Sister Kasdi sighed. “Maybe you’re right. It’s funny—you’re maybe the only one I can tell this to, but I have doubts. Lots of doubts all the time. I wonder if I’m doing the right thing. I wonder if all this is real or just some false wizardry, self-delusion. Is this really the Holy Mother’s will, or am I just another Fluxlord with too big ambitions kidding myself along? I don’t know. When you have this kind of power, both political and Flux, it’s impossible to tell your own delusions from what’s real. You know, sometimes I envy Spirit. No worries, no cares, no responsibilities. And I get the idea she knows what’s true and real far better than I.”

“You’re better than you think you are,” Suzl told her. “The old boy is right about one thing, though. You left yourself nothing but work and worry and responsibility. No fun, no vacations, no way to just let loose and relax. I couldn’t have stood it this long, but if you don’t figure out a way to take a breather, it’ll eventually crack even you. All that’s bottled up inside of you with no way to get out. If it becomes too much, it’ll explode.”

“I know, I know. If you think of an answer to it all, let me know. In the meantime—take good care of her, Suzl.”

“That’s one worry you shouldn’t have.”

The big, hairy, muscular man was playing cards in the Gotron Saloon in Anchor Fhaxtrod when a younger man came in and caught his eye. The big man played out his hand, and won, then excused himself from the game and went into a back room with the newcomer.

“Well?”

“Not much. As near as we can figure out, there was no way that wound didn’t mean nearly instant death. Nobody on the scene had any doubts at all. Still, when the stringers sorted out their dead, his body wasn’t there. It was never found, although that’s not unusual. There was that tremendous spell from the girl and a lot of confusion and there are always a lot of missing.”

“And Jomo?”

“He showed up in Globbus a couple of weeks later and got all the survivors together, paid ’em off and disbanded it. Most of the other duggers signed on with other trains, but he didn’t. Stayed in Globbus for several months, then went up north in the wild, settled down, and got a job as a bouncer in a saloon in Tregia, one of those dugger’s haven Fluxlands. He’s real smart about some things, almost retarded in others, kind of like a good trained animal. Real faithful to his boss, but not any boss will do. I’m convinced, though, that he couldn’t possibly have thought up anything like this. Everybody thinks that he thinks it’s really Matson, so he’s back on the job.”
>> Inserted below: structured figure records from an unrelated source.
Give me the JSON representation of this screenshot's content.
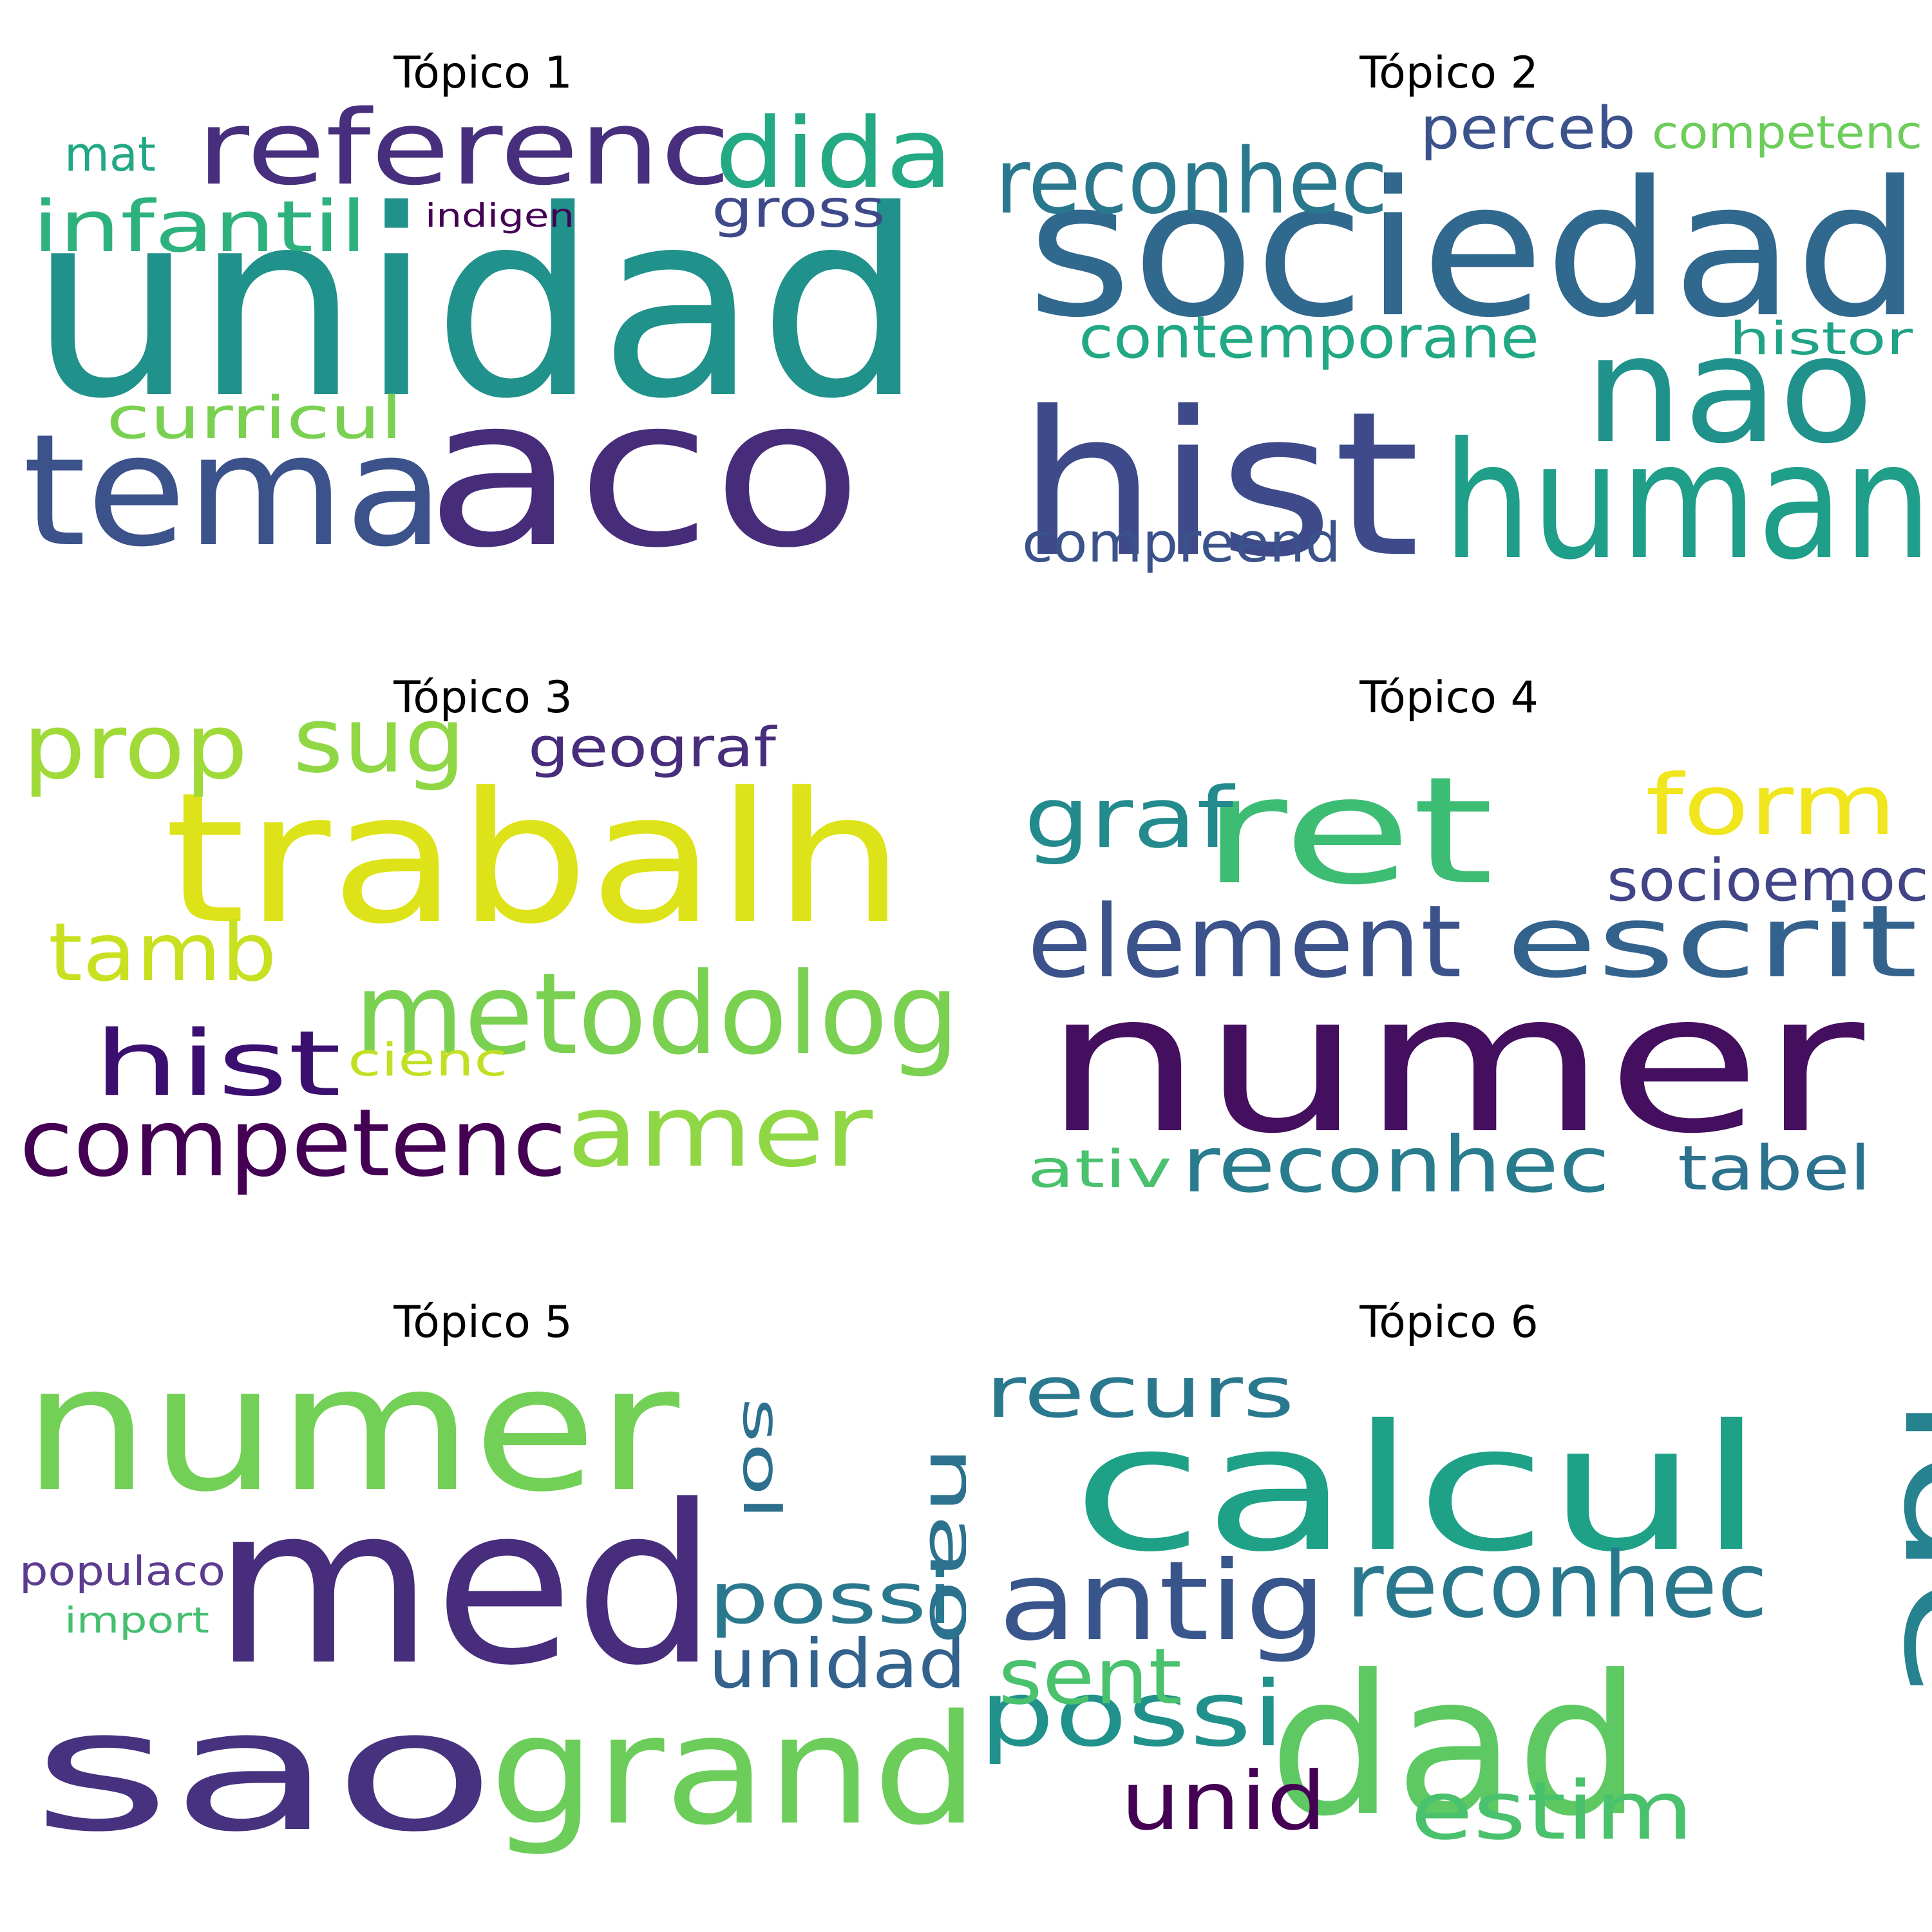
{
  "chart_data": [
    {
      "type": "wordcloud",
      "title": "Tópico 1",
      "colormap": "viridis",
      "words": [
        {
          "text": "unidad",
          "color": "#21918c"
        },
        {
          "text": "aco",
          "color": "#472c7a"
        },
        {
          "text": "tema",
          "color": "#3b528b"
        },
        {
          "text": "referenc",
          "color": "#472f7d"
        },
        {
          "text": "dida",
          "color": "#23a983"
        },
        {
          "text": "infantil",
          "color": "#2db27d"
        },
        {
          "text": "curricul",
          "color": "#7ad151"
        },
        {
          "text": "gross",
          "color": "#3e4989"
        },
        {
          "text": "mat",
          "color": "#22a884"
        },
        {
          "text": "indigen",
          "color": "#440154"
        }
      ]
    },
    {
      "type": "wordcloud",
      "title": "Tópico 2",
      "colormap": "viridis",
      "words": [
        {
          "text": "sociedad",
          "color": "#31688e"
        },
        {
          "text": "hist",
          "color": "#3e4a89"
        },
        {
          "text": "human",
          "color": "#1f9e89"
        },
        {
          "text": "nao",
          "color": "#21918c"
        },
        {
          "text": "reconhec",
          "color": "#2a788e"
        },
        {
          "text": "contemporane",
          "color": "#22a884"
        },
        {
          "text": "compreend",
          "color": "#3b528b"
        },
        {
          "text": "perceb",
          "color": "#3b528b"
        },
        {
          "text": "competenc",
          "color": "#6ccd5a"
        },
        {
          "text": "histor",
          "color": "#20a386"
        }
      ]
    },
    {
      "type": "wordcloud",
      "title": "Tópico 3",
      "colormap": "viridis",
      "words": [
        {
          "text": "trabalh",
          "color": "#dde318"
        },
        {
          "text": "metodolog",
          "color": "#7ad151"
        },
        {
          "text": "competenc",
          "color": "#440154"
        },
        {
          "text": "amer",
          "color": "#8fd744"
        },
        {
          "text": "hist",
          "color": "#3b0f70"
        },
        {
          "text": "prop",
          "color": "#a0da39"
        },
        {
          "text": "sug",
          "color": "#8fd744"
        },
        {
          "text": "tamb",
          "color": "#c8e020"
        },
        {
          "text": "geograf",
          "color": "#472d7b"
        },
        {
          "text": "cienc",
          "color": "#c2df23"
        }
      ]
    },
    {
      "type": "wordcloud",
      "title": "Tópico 4",
      "colormap": "viridis",
      "words": [
        {
          "text": "numer",
          "color": "#440f5e"
        },
        {
          "text": "ret",
          "color": "#3dbc74"
        },
        {
          "text": "element",
          "color": "#3b528b"
        },
        {
          "text": "escrit",
          "color": "#33638d"
        },
        {
          "text": "reconhec",
          "color": "#287c8e"
        },
        {
          "text": "graf",
          "color": "#238a8d"
        },
        {
          "text": "form",
          "color": "#f1e51d"
        },
        {
          "text": "socioemoc",
          "color": "#414487"
        },
        {
          "text": "tabel",
          "color": "#2c728e"
        },
        {
          "text": "ativ",
          "color": "#4ac16d"
        }
      ]
    },
    {
      "type": "wordcloud",
      "title": "Tópico 5",
      "colormap": "viridis",
      "words": [
        {
          "text": "numer",
          "color": "#73d056"
        },
        {
          "text": "med",
          "color": "#472d7b"
        },
        {
          "text": "sao",
          "color": "#46327e"
        },
        {
          "text": "grand",
          "color": "#6ccd5a"
        },
        {
          "text": "possi",
          "color": "#2a788e"
        },
        {
          "text": "unidad",
          "color": "#33638d"
        },
        {
          "text": "nao",
          "color": "#2c728e"
        },
        {
          "text": "sol",
          "color": "#2d708e"
        },
        {
          "text": "populaco",
          "color": "#5c3c8f"
        },
        {
          "text": "import",
          "color": "#44bf70"
        }
      ]
    },
    {
      "type": "wordcloud",
      "title": "Tópico 6",
      "colormap": "viridis",
      "words": [
        {
          "text": "calcul",
          "color": "#1fa187"
        },
        {
          "text": "dad",
          "color": "#5ec962"
        },
        {
          "text": "ide",
          "color": "#26828e"
        },
        {
          "text": "antig",
          "color": "#39568c"
        },
        {
          "text": "reconhec",
          "color": "#2a788e"
        },
        {
          "text": "possi",
          "color": "#21918c"
        },
        {
          "text": "recurs",
          "color": "#2a788e"
        },
        {
          "text": "sent",
          "color": "#4ac16d"
        },
        {
          "text": "unid",
          "color": "#440154"
        },
        {
          "text": "estim",
          "color": "#4ac16d"
        }
      ]
    }
  ]
}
Coydt van Haaz scratched his chin a moment. “So somebody changed themselves into Matson, somebody who knew him well enough to impersonate him eighteen years later so exactly that he can fool even somebody close to Matson like Jomo, then hunts up the big dugger and goes gunning for me. I don’t buy it, Yorek. It doesn’t ring true. Still, if Matson had somehow lived, where’s he been all these years? He’s a false wizard—he has no real powers. Can somebody like that just up and give up the stringer trade that was his life, leave all that credit wealth behind, and, even transformed by somebody with power, just take up another life and not betray himself all that time? Even if he could, he’s too in touch with today. He knows the present stringer codes and exactly which people to talk to and where they are. That’s not somebody even the stringers consider long dead. Either way, none of it fits.”